High Performance Fourier Volume Rendering on Graphics Processing Units ( GPUs )
Academic Graduation Year
2011 / 2012 - Systems & Biomedical Engineering Department, Faculty of Engineering
Cairo University, Egypt
Assoc. Prof. Dr. Ayman I. Eldeib
Assoc. Prof. Dr. Amr A. Shaarawi
Prof. Dr. Yasser M. Kadah, Cairo University, Egypt [ Home Page ]
Prof. Dr. Mohamed I. Eladawy, Helwan University, Egypt [ Home Page ]
Assoc. Prof. Dr. Ayman I. Eldeib, Cairo University, Egypt [ Home Page ]
Assoc. Prof. Dr. Amr A. Shaarawi, Cairo University, Egypt [ Home Page ]
The past several years have seen tremendous advances in volume visualization techniques that have been used broadly in medical imaging. In particular, volume rendering has received a considerable attention in this area. However, spatial domain volume rendering has achieved a wide acceptance from scientists and physicians, but this category of rendering techniques was associated with constrains due to their O(N3) time-complexity for a volume of N3, which limited their usability in several aspects. Fourier Volume Rendering (FVR) is an alternative technique that operates on the frequency spectrum of the volume with lower time complexity of order O(N2 log N) relying on the projection-slice theory. This technique allows the generation of attenuation-only renderings or projections of volumetric data that look like x-ray radiographs.
It has been used extensively in digital radiography. In this work, a high performance pure GPU-accelerated implementation for the Fourier volume rendering pipeline is proposed to achieve 30X of speed up over a hybrid implementation by mapping the entire pipeline to be executed on the GPU.
Keywords: Fourier Volume Rendering, Medical Image Reconstruction, Projection-Slice Theory, GPU Computing, CUDA.
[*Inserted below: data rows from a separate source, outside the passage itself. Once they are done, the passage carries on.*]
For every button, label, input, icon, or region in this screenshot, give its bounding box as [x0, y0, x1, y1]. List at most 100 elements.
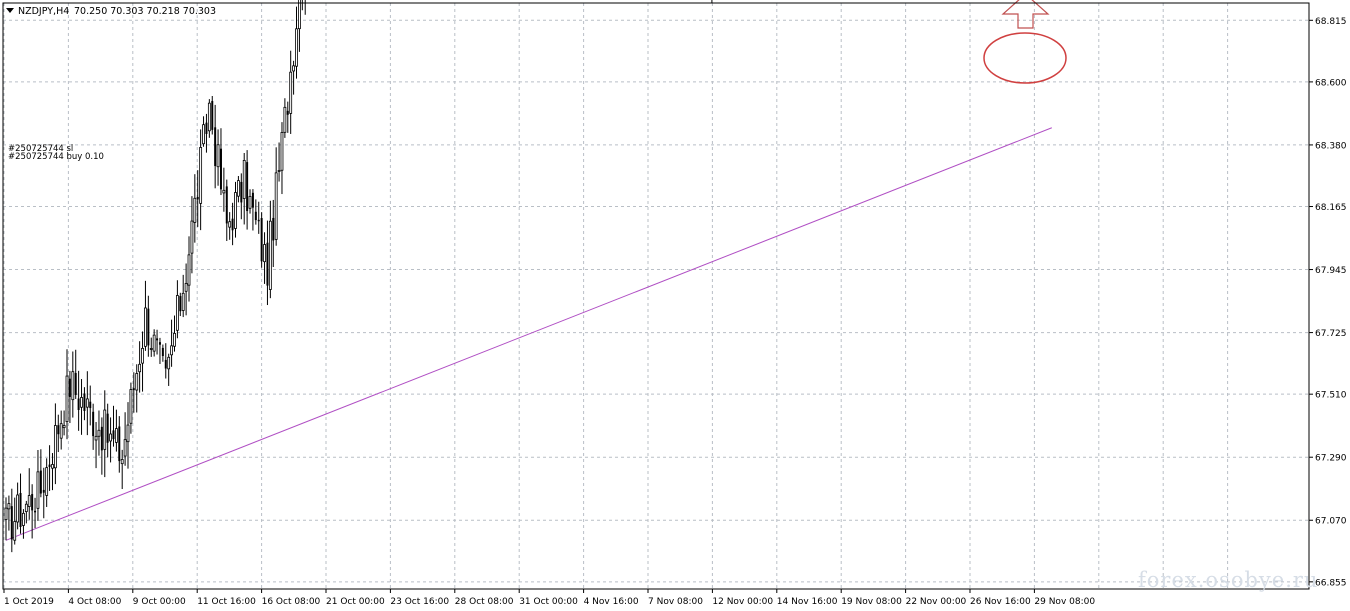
- candle: [77, 370, 80, 431]
- candle-body-bear: [42, 489, 45, 493]
- candle-body-bear: [106, 413, 109, 443]
- time-tick-label: 1 Oct 2019: [4, 597, 54, 607]
- candle-body-bull: [187, 254, 191, 286]
- candle-body-bull: [103, 409, 107, 450]
- candle: [286, 101, 289, 133]
- candle: [266, 220, 269, 306]
- candle-body-bull: [228, 221, 232, 228]
- candle: [248, 189, 252, 214]
- candle-body-bear: [211, 101, 214, 130]
- candle-body-bull: [7, 503, 11, 510]
- candle: [59, 410, 63, 450]
- candle-body-bull: [207, 102, 211, 132]
- time-tick-label: 7 Nov 08:00: [648, 597, 703, 607]
- candle-body-bear: [19, 492, 22, 527]
- candle-body-bear: [68, 378, 71, 397]
- candle-body-bull: [45, 467, 49, 496]
- candle: [711, 0, 713, 3]
- candle-body-bull: [120, 459, 124, 465]
- candle-body-bull: [94, 435, 98, 441]
- candle-body-bull: [181, 292, 185, 311]
- candle-body-bull: [274, 172, 278, 240]
- annotations: [983, 0, 1067, 84]
- candle-body-bear: [219, 148, 222, 190]
- candle: [27, 468, 31, 520]
- candle-body-bull: [65, 375, 69, 422]
- plot-frame: [2, 2, 1310, 590]
- candle: [135, 364, 139, 413]
- candle-body-bear: [10, 506, 13, 540]
- candle: [193, 174, 197, 243]
- candle-body-bear: [112, 430, 115, 440]
- candle-body-bear: [254, 211, 257, 221]
- candle-body-bear: [39, 470, 42, 494]
- candle-body-bull: [202, 124, 205, 145]
- candle: [280, 122, 284, 195]
- candle: [211, 95, 214, 135]
- candle: [48, 445, 51, 491]
- time-tick-label: 19 Nov 08:00: [841, 597, 902, 607]
- candle-body-bull: [277, 170, 281, 172]
- candle: [109, 417, 112, 463]
- candle: [156, 329, 159, 355]
- candle-body-bull: [193, 197, 197, 223]
- candle: [187, 236, 191, 302]
- candle-body-bull: [184, 283, 188, 292]
- buy-order-label: #250725744 buy 0.10: [8, 152, 104, 162]
- candle: [289, 50, 293, 134]
- candle-body-bull: [173, 332, 176, 347]
- candle-body-bear: [266, 242, 269, 286]
- candle: [152, 329, 156, 357]
- candle: [234, 181, 237, 238]
- candle-body-bull: [114, 428, 118, 443]
- candle-body-bull: [242, 160, 246, 199]
- menu-triangle-icon[interactable]: [6, 8, 14, 13]
- candle-body-bull: [85, 398, 89, 408]
- candle: [149, 337, 153, 357]
- symbol-label: NZDJPY,H4: [18, 6, 69, 17]
- candle-body-bear: [92, 411, 95, 437]
- candle-body-bear: [83, 393, 86, 412]
- candle-body-bear: [100, 426, 103, 451]
- candle-body-bear: [48, 464, 51, 467]
- candle-body-bull: [292, 65, 295, 72]
- candle-body-bull: [149, 348, 153, 350]
- candle-body-bear: [74, 373, 77, 395]
- candle-body-bull: [126, 424, 130, 443]
- candle: [112, 405, 115, 447]
- candle: [277, 142, 281, 182]
- candle-body-bull: [236, 180, 240, 197]
- candle: [106, 403, 109, 458]
- price-chart[interactable]: 68.815 68.600 68.380 68.165 67.945 67.725 67.5…: [0, 0, 1350, 611]
- candle: [34, 497, 37, 529]
- trend-channel: [5, 127, 1052, 541]
- candle-body-bull: [51, 464, 54, 469]
- candle: [158, 337, 161, 365]
- candle-body-bear: [118, 426, 121, 462]
- candle: [39, 449, 42, 498]
- candle: [272, 199, 275, 267]
- price-tick-label: 67.725: [1315, 329, 1347, 339]
- candle-body-bull: [62, 425, 66, 429]
- time-tick-label: 4 Oct 08:00: [68, 597, 121, 607]
- candle-body-bull: [59, 423, 63, 439]
- candle: [53, 403, 57, 485]
- candle: [126, 402, 130, 469]
- candle: [36, 450, 40, 521]
- candle-body-bull: [97, 429, 101, 437]
- candle: [68, 370, 71, 424]
- candle: [123, 412, 127, 466]
- candle: [268, 200, 272, 299]
- candle: [141, 331, 144, 392]
- candle-body-bear: [257, 219, 260, 222]
- time-tick-label: 11 Oct 16:00: [197, 597, 256, 607]
- candle-body-bull: [280, 132, 284, 171]
- candle: [114, 409, 118, 452]
- candle: [10, 488, 13, 553]
- candle: [231, 202, 234, 246]
- candle: [202, 116, 205, 147]
- candle-body-bull: [109, 433, 112, 442]
- candle-body-bull: [248, 196, 252, 209]
- candle-body-bear: [89, 401, 92, 409]
- candle: [175, 280, 179, 339]
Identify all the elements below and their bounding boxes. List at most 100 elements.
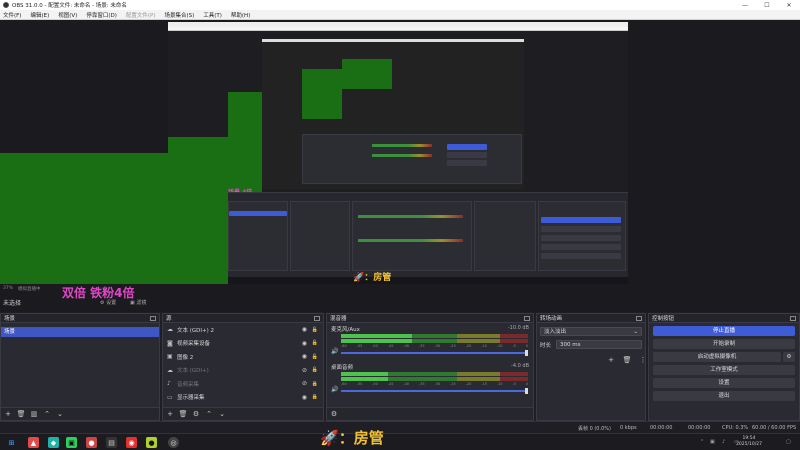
app-icon[interactable]: ◉ (126, 437, 137, 448)
exit-button[interactable]: 退出 (653, 391, 795, 401)
lock-icon[interactable]: 🔒 (312, 381, 318, 387)
volume-meter (341, 372, 528, 376)
chevron-down-icon: ⌄ (633, 329, 638, 335)
undock-icon[interactable] (636, 315, 642, 321)
app-icon[interactable]: ▲ (28, 437, 39, 448)
advanced-audio-icon[interactable]: ⚙ (330, 410, 338, 418)
speaker-icon[interactable]: 🔊 (331, 348, 338, 355)
scene-list-item[interactable]: 场景 (1, 327, 159, 337)
tray-chevron-icon[interactable]: ⌃ (700, 439, 704, 445)
stop-streaming-button[interactable]: 停止直播 (653, 326, 795, 336)
app-icon[interactable]: ▣ (66, 437, 77, 448)
speaker-icon[interactable]: 🔊 (331, 386, 338, 393)
track-db: -4.0 dB (511, 363, 529, 369)
scale-tick-label: -30 (434, 382, 441, 386)
menu-scene-collection[interactable]: 场景集合(S) (164, 11, 194, 19)
studio-mode-button[interactable]: 工作室模式 (653, 365, 795, 375)
app-icon[interactable]: ● (86, 437, 97, 448)
lock-icon[interactable]: 🔓 (312, 327, 318, 333)
transition-select[interactable]: 淡入淡出 ⌄ (540, 327, 642, 336)
scale-tick-label: -60 (341, 344, 347, 348)
move-up-button[interactable]: ⌃ (205, 410, 213, 418)
app-icon[interactable]: ◆ (48, 437, 59, 448)
remove-scene-button[interactable]: 🗑 (17, 410, 26, 418)
visibility-eye-icon[interactable]: ◉ (302, 394, 307, 401)
move-down-button[interactable]: ⌄ (56, 410, 64, 418)
menu-tools[interactable]: 工具(T) (203, 11, 222, 19)
audio-mixer-dock: 混音器 麦克风/Aux -10.0 dB -60 -55 -50 -45 -40 -35-… (326, 313, 534, 421)
hidden-eye-icon[interactable]: ⊘ (302, 380, 307, 387)
move-up-button[interactable]: ⌃ (43, 410, 51, 418)
visibility-eye-icon[interactable]: ◉ (302, 326, 307, 333)
lock-icon[interactable]: 🔒 (312, 394, 318, 400)
move-down-button[interactable]: ⌄ (218, 410, 226, 418)
undock-icon[interactable] (314, 315, 320, 321)
clock[interactable]: 19:54 2025/10/27 (736, 436, 762, 448)
visibility-eye-icon[interactable]: ◉ (302, 340, 307, 347)
duration-spinbox[interactable]: 300 ms (556, 340, 642, 349)
volume-meter (341, 334, 528, 338)
transitions-dock-header: 转场动画 (537, 314, 645, 323)
source-properties-button[interactable]: ⚙ (192, 410, 200, 418)
monitor-icon: ▭ (167, 393, 173, 401)
scale-tick-label: -5 (512, 344, 516, 348)
scale-tick-label: -15 (481, 382, 487, 386)
undock-icon[interactable] (150, 315, 156, 321)
network-icon[interactable]: ▣ (710, 439, 715, 445)
scenes-title: 场景 (4, 316, 16, 322)
menu-help[interactable]: 帮助(H) (231, 11, 250, 19)
dropped-frames: 丢帧 0 (0.0%) (578, 426, 611, 432)
undock-icon[interactable] (524, 315, 530, 321)
fangguan-banner: 🚀：房管 (320, 429, 384, 447)
mixer-track-mic: 麦克风/Aux -10.0 dB -60 -55 -50 -45 -40 -35 -30 -2… (327, 323, 533, 361)
add-source-button[interactable]: + (166, 410, 174, 418)
app-icon[interactable]: ● (146, 437, 157, 448)
app-icon[interactable]: ▤ (106, 437, 117, 448)
recording-time: 00:00:00 (650, 425, 673, 431)
menu-view[interactable]: 视图(V) (58, 11, 77, 19)
start-virtual-camera-button[interactable]: 启动虚拟摄像机 (653, 352, 781, 362)
remove-source-button[interactable]: 🗑 (179, 410, 188, 418)
scenes-toolbar: + 🗑 ▥ ⌃ ⌄ (1, 407, 159, 420)
status-bar: 丢帧 0 (0.0%) 0 kbps 00:00:00 00:00:00 CPU… (0, 421, 800, 433)
close-button[interactable]: ✕ (778, 0, 800, 10)
volume-slider[interactable] (341, 350, 528, 356)
sources-title: 源 (166, 316, 172, 322)
hidden-eye-icon[interactable]: ⊘ (302, 367, 307, 374)
lock-icon[interactable]: 🔓 (312, 340, 318, 346)
add-transition-button[interactable]: + (607, 356, 615, 364)
menu-file[interactable]: 文件(F) (3, 11, 21, 19)
scene-filters-button[interactable]: ▥ (30, 410, 38, 418)
lock-icon[interactable]: 🔓 (312, 367, 318, 373)
fps: 60.00 / 60.00 FPS (752, 425, 797, 431)
undock-icon[interactable] (790, 315, 796, 321)
obs-taskbar-icon[interactable]: ◎ (168, 437, 179, 448)
remove-transition-button[interactable]: 🗑 (623, 356, 632, 364)
volume-icon[interactable]: ♪ (722, 439, 725, 445)
source-item[interactable]: ☁ 文本 (GDI+) ⊘ 🔓 (163, 364, 323, 378)
source-item[interactable]: ☁ 文本 (GDI+) 2 ◉ 🔓 (163, 323, 323, 337)
add-scene-button[interactable]: + (4, 410, 12, 418)
notification-icon[interactable]: ▢ (786, 439, 791, 445)
nested-green (168, 137, 228, 284)
settings-button[interactable]: 设置 (653, 378, 795, 388)
start-recording-button[interactable]: 开始录制 (653, 339, 795, 349)
menu-edit[interactable]: 编辑(E) (30, 11, 49, 19)
menu-profile[interactable]: 配置文件(P) (126, 11, 156, 19)
maximize-button[interactable]: ☐ (756, 0, 778, 10)
source-item[interactable]: ♪ 音频采集 ⊘ 🔒 (163, 377, 323, 391)
transition-menu-button[interactable]: ⋮ (639, 356, 647, 364)
visibility-eye-icon[interactable]: ◉ (302, 353, 307, 360)
volume-slider[interactable] (341, 388, 528, 394)
lock-icon[interactable]: 🔓 (312, 354, 318, 360)
scenes-dock: 场景 场景 + 🗑 ▥ ⌃ ⌄ (0, 313, 160, 421)
minimize-button[interactable]: — (734, 0, 756, 10)
windows-start-icon[interactable]: ⊞ (6, 437, 17, 448)
sources-dock: 源 ☁ 文本 (GDI+) 2 ◉ 🔓 ◙ 视频采集设备 ◉ 🔓 ▣ 图像 2 … (162, 313, 324, 421)
source-item[interactable]: ◙ 视频采集设备 ◉ 🔓 (163, 337, 323, 351)
source-item[interactable]: ▣ 图像 2 ◉ 🔓 (163, 350, 323, 364)
menu-docks[interactable]: 停靠窗口(D) (86, 11, 117, 19)
source-item[interactable]: ▭ 显示器采集 ◉ 🔒 (163, 391, 323, 405)
scale-tick-label: -30 (434, 344, 441, 348)
virtual-camera-settings-icon[interactable]: ⚙ (783, 352, 795, 362)
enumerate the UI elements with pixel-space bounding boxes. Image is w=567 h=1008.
In this work, an in-depth investigation has been carried out to achieve a high performance implementation of the Fourier volume rendering pipeline on the GPU. It considered in particular CUDA-enabled GPUs to be used as a high performance computing architectures that can leverage the performance of data-parallel algorithm, which completely suits our problem. In advance, in Chapter 1, Introduction, volume visualization techniques that have been used widely in the medical arena are presented. It concentrated mainly on volume rendering as a scientific tool to explore the internal structures of volumetric objects. Then, it focused on Frequency domain volume rendering as an alternative technique to spatial domain algorithms at which it reduces the rendering time-complexity to order of O(N2 log N). Afterwards, we summarize the previous work in this area and our contribution.
Chapter 2, Theory Behind Frequency Domain Volume Rendering, aims at providing a gentle introduction to the theories relevant to frequency domain volume rendering. Sampling theory, Fourier transform, Hartley transform, and projection-slice theory are briefly discussed to set the stages to chapters to come by.
Basically, High Performance Computing - as we understand - deals with the implementations of some algorithm and the hardware it run on, but as a research tool, it demands at least a basic understanding of several disciplines, concepts, and methodologies that range from algorithms, computer programming, software and hardware architectures. In Chapter 3, High Performance Computing on Graphics Processing Units, we explain how the evolution of GPUs has turned them to be high performance platforms relying on their massively parallel architecture. A special treatment for the CUDA architecture is considered. Although we tried to keep this chapter comprehensive and concise, but the temptation to cover everything is overwhelming and the reader is assumed to have some familiarity with programming and high-level computer architecture.
In Chapter 4, Algorithm & Implementation, the Fourier volume rendering algorithm is presented and demystified to the reader. This chapter is intended as an attempt to summarize the Fourier volume rendering pipeline. It started with a general description on a level independent of specific architecture and then it moves towards a certain strategy that will be adopted to leverage the performance of the GPU-accelerated implementation. It is the author’s persuasion that a good understanding of the implementation aspects of this algorithm will reflect the significance of the achieved results.
In Chapter 5, Results, we discuss reconstruction and performance benchmarking results of both the naive implementation and our proposed one that is executed entirely on the GPU.
In Chapter 6, Conclusion & Future Work, we wrap up and conclude what have been presented in this sequel followed by some future work that might be undertaken either by us or by future researchers working in the same area.
All the datasets used in this thesis are available on GitHub in .img/.hdr format.